Ukraine and Georgia will become NATO members, an expert says

Read on the website Vestnik Kavkaza


By Vestnik Kavkaza


“NATO doesn’t intend to give guarantees of non-accession of Ukraine and Georgia to the alliance,” the Secretary General of NATO Jens Stoltenberg stated yesterday.

Stoltenberg reported that the alliance has extended its activity near its eastern borders and agreed with the Georgian government on construction of a new training center for the Georgian army in Tbilisi and opened five trust foundations to support defense reform in Ukraine.

In this context Alexander Gusev, the head of the Center for Strategic Development of the CIS Countries of the RAS Institute for Europe, stated that “the Ukrainian crisis will be settled quickly; moreover, the eighth Verkhovna Rada denounced two very serious documents: the agreements which were signed in the Bialowieza forest and the agreement on friendship and cooperation with the RF. Probably in the near future the Rada will return to consideration of an amendment to the Constitution 1996 on eliminating the non-aligned status of Ukraine.”

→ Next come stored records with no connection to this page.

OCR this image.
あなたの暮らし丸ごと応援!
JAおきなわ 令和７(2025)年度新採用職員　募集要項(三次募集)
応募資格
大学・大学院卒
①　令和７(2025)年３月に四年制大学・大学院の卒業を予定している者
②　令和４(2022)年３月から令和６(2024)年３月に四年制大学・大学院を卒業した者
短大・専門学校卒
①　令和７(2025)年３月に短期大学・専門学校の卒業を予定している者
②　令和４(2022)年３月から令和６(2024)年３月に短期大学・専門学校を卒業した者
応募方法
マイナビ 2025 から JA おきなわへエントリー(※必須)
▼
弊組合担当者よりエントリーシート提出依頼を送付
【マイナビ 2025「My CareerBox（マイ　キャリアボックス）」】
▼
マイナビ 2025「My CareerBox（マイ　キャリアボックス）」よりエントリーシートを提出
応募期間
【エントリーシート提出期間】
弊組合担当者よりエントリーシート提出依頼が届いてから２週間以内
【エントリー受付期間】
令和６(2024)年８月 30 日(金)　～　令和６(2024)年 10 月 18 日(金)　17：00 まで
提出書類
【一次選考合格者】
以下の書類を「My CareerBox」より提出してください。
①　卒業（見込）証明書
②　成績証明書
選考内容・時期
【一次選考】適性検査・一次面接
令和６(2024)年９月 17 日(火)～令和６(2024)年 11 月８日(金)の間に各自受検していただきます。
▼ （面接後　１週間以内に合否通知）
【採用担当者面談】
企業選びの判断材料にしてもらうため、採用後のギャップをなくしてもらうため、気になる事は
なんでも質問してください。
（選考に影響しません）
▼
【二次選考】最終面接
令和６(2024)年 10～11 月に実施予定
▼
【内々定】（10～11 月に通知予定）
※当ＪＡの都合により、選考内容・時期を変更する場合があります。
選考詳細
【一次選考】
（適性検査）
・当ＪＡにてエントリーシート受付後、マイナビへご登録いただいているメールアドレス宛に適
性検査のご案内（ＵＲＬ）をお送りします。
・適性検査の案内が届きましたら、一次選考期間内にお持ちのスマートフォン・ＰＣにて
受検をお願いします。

Commenting on NATO's position, Gusev stated: “NATO will strive for the involvement of Ukraine. I think it is a matter of time. I am absolutely sure that Ukraine and Georgia will soon become members of NATO,” the expert said, adding that in Moldova the situation won’t be so simple, and the question will be settled in a referendum.

According to Gusev, the main task of the USA is preventing Russia from strengthening in the post-Soviet space: “I remember Hillary Clinton’s speech on December 12th, 2012. A few days before leaving the White House, she said that the USA wouldn’t let Russia create a constructive Eurasian model in the post-Soviet space. And today the American administration is doing its best to fulfil the program.”

Gusev thinks that the policy of the White House was started in the 1990s: “The problem of eliminating the agreements which were reached by the USA and the Soviet Union, the USA and the leading Western European countries in April-June 1989. I was present at the meeting and I am a witness of the processes which touched on the reunion of Germany. In this context, the issue of the further functioning of NATO in Europe was discussed. All representatives of the Western countries stated that there would be no extension. I recall that the number of the alliance’s members was 16 at that time. Today there are 28 of them.”